Self-Service Onboarding & Executions
Most of the users expressed a desire to onboard and execute tasks within the platform themselves - without needing manual assistance from their account managers.
Standard and Intuitive Credentials
Especially since financial transactions were taking place, users wanted more straightforward log-in and e-signature capabilities. In the incumbent platform, users often had to manually sign via fax or their account manager.
So, we created personas and journeys segmented by each of the three asset classes:
In each persona, we included:
Key user demographics i.e. who from the client company was the primary user and stakeholder of this product
Frustrations and needs of the key user
Relative demand for different kinds of features
Actual quotes from the interviews
In each journey, we included:
Happy path, in addition to any alternate steps
User-facing account manager steps
User’s emotional journey throughout
Existing platform features
As well as overarching deliverables to help drive the product roadmap:
A heat map (not pictured) where we had tracked all the existing and potential features of the product, along with an index for relative user demand
A printed infographic placement (not pictured) to summarize our entire research phase to give to our executive stakeholders for reference
Readily Available Financial Advice
Users frequently sought financial advice and context from their account managers, but wanted a way to have contextualized financial context and guidance within the platform where it can be accessed on demand.
Unifying executive stakeholders towards a future state vision
Design Workshops
Once we completed our research phase, we pulled together 20+ executive stakeholders into Design Thinking Workshops & Sessions to:
Validate our findings and align on the incumbent journey (including any nuances not captured in our user research)
Ideate collaboratively on pain points, opportunities, “low hanging fruit”, or “pie in the sky” ideas for the future
Align on a vision and direction for future state experience
Because we were working with so many parts of the business, this step was crucial to ensure we could strategically align and rally the stakeholders towards a vision for the solution and determine actionable next steps.
Our Agenda
Transforming our research into actionable deliverables and recommendations
Visual Designs
Site Mapping
Product Roadmap
Epics & Features
Business Requirements
Leveraging the research for our visual designs
Ultimately, we leveraged our research and insights into greyscale wireframes, low-fi mockups, and high-fi prototypes - all of which we iterated through with our stakeholders.

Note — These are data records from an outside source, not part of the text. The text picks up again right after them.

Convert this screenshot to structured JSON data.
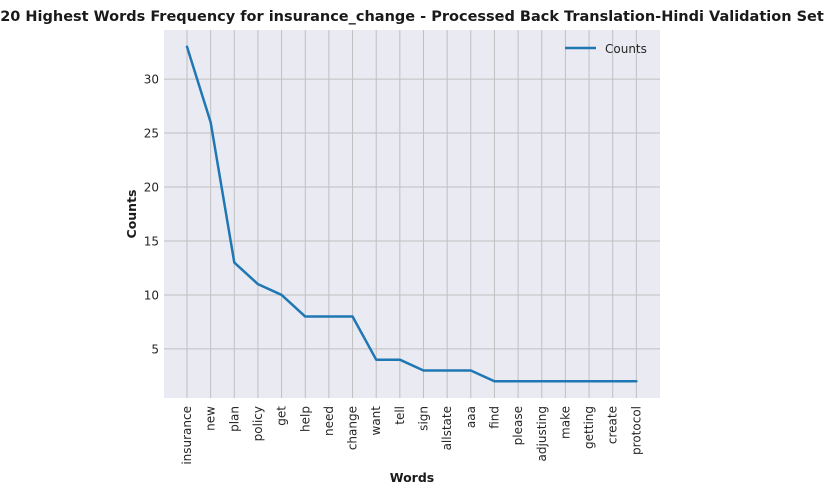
{
  "chart_data": {
    "type": "line",
    "title": "20 Highest Words Frequency for insurance_change - Processed Back Translation-Hindi Validation Set",
    "xlabel": "Words",
    "ylabel": "Counts",
    "categories": [
      "insurance",
      "new",
      "plan",
      "policy",
      "get",
      "help",
      "need",
      "change",
      "want",
      "tell",
      "sign",
      "allstate",
      "aaa",
      "find",
      "please",
      "adjusting",
      "make",
      "getting",
      "create",
      "protocol"
    ],
    "series": [
      {
        "name": "Counts",
        "values": [
          33,
          26,
          13,
          11,
          10,
          8,
          8,
          8,
          4,
          4,
          3,
          3,
          3,
          2,
          2,
          2,
          2,
          2,
          2,
          2
        ]
      }
    ],
    "ylim": [
      0.45,
      34.55
    ],
    "yticks": [
      5,
      10,
      15,
      20,
      25,
      30
    ],
    "grid": true,
    "legend": "top-right",
    "colors": {
      "line": "#1f77b4",
      "plot_bg": "#eaeaf2",
      "grid": "#c0c0c0"
    }
  }
}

As the user research lead, I drove stakeholder alignment/steering sessions and helped our visual design lead hone in on impactful and usable designs.
Based on our research and workshop outputs, we also redesigned the primary navigation to be more intuitively grouped and hierarchized for end users.

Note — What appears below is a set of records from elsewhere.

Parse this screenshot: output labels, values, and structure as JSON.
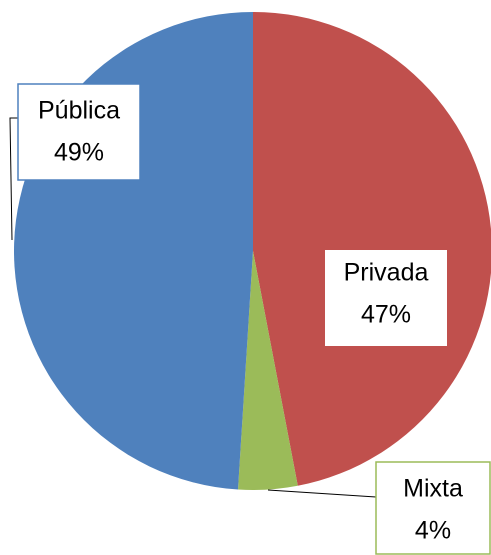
{
  "chart_data": {
    "type": "pie",
    "categories": [
      "Privada",
      "Mixta",
      "Pública"
    ],
    "values": [
      47,
      4,
      49
    ],
    "value_labels": [
      "47%",
      "4%",
      "49%"
    ],
    "colors": [
      "#c0504d",
      "#9bbb59",
      "#4f81bd"
    ]
  }
}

Developing a product roadmap and identifying actionable next steps
Once our client signed off on our research and visual designs, we started working on the overarching business and product strategy. This of course included a strategic roadmap with recommended goals, milestones, timing, and predicted ROI of this transformation.
And, per our client’s request, we took it a step further and helped to set up an agile Asana board with epics, features, and business requirements populated. With the business, design, and product strategies proposed - we were able to hand these project deliverables off to the client for immediate execution (and follow-up work sold for our firm).
I had an absolute blast working on this project!